En outre, il note que les deux sociétés partagent la même conviction : bien que l’entraînement des LLM sur des données publiques puisse être bénéfique, les entreprises ont davantage intérêt à utiliser leurs données pour informer ou entraîner leurs modèles.

« Les clients n’ont pas besoin de tout le contenu présent sur Internet s’ils essaient de construire un grand modèle de langage pour répondre à des questions sur les polices d’assurance maladie de leurs clients, par exemple », justifie Joel Minnick.

Pour le reste, le vice-président du marketing de Databricks reprend à son compte les arguments mis en avant par les analystes interrogés par Techtarget [propriétaire du MagIT] : il s’agit bien de favoriser l’entraînement de modèles LLM privés sur des données propriétaires à un coût raisonnable. « Les synergies technologiques, stratégiques et humaines entre Databricks et MosaicML sont nombreuses », juge Joel Minnick.

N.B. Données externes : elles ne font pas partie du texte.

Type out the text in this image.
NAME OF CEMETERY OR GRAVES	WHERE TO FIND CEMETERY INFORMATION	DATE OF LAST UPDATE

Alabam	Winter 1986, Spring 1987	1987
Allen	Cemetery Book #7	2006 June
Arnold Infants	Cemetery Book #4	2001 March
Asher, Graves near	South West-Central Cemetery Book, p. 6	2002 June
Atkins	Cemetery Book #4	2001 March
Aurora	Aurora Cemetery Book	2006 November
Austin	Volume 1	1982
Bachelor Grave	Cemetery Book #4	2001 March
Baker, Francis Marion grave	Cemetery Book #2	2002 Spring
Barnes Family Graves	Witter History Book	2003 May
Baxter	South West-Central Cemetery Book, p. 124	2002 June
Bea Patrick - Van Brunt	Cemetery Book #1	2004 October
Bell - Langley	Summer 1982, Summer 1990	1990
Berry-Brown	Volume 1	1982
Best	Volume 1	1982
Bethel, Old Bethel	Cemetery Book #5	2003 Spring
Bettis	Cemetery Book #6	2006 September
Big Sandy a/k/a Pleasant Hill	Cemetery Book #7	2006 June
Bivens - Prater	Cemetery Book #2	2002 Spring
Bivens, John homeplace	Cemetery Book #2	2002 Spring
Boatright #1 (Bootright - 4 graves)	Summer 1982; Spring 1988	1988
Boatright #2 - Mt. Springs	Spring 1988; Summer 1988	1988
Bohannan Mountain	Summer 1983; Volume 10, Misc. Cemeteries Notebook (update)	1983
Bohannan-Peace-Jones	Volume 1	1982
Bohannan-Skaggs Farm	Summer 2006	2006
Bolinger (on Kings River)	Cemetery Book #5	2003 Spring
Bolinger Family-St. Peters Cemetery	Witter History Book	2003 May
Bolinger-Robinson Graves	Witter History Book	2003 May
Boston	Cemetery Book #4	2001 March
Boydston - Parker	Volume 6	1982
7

De fait, Databricks s’est rapidement investi dans le domaine de l’IA générative. Avec Dolly, il a tenté de prouver qu’il était possible de créer des petits modèles de langage (et économiquement frugaux), en s’appuyant sur des modèles open source et des données générées via GPT-3.5 issus du projet Alpaca de l’université de Stanford. Avec Dolly 2.0, Databricks a réitéré l’expérience en créant son propre jeu de données de questions-réponses open source, afin de rendre « commercialement viable » le modèle qui l’exploite.

Pour l’anecdote, l’éditeur a également produit des tutoriels diffusés sur sa page YouTube, et publié une sorte de guide Michelin des modèles LLM open source en fonction de leurs avantages et de leurs coûts. En interne, la société a déployé son propre assistant intégré à Slack. 

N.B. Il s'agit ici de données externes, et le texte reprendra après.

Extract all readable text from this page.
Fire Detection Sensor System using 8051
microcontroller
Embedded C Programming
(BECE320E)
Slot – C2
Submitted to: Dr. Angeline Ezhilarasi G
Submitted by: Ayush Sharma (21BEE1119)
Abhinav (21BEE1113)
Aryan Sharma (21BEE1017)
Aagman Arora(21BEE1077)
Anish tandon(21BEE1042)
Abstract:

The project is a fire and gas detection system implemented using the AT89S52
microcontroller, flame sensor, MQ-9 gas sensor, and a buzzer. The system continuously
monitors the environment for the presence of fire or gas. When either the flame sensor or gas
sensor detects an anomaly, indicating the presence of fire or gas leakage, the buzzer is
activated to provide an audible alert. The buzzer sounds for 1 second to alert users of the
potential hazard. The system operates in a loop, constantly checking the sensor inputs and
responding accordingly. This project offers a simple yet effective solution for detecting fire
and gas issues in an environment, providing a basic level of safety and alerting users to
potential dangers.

Reste à voir comment vont réagir Google, OpenAI et Microsoft à cette alternative, portée par LightOn en France. Les géants du cloud ont déjà convaincu le marché qu’il était possible d’affiner les réponses en provenance de GPT-4 et Bard en y couplant une base de données renfermant des embeddings, un moyen de représenter une base de connaissances sous forme de vecteurs exploitables par l’IA. Si cette technique permet de diminuer les hallucinations, cela ne règle pas totalement les questions de sécurité et de confidentialité des données.

Pour l’heure, Databricks attend l’aval des autorités qui doivent valider ce rachat.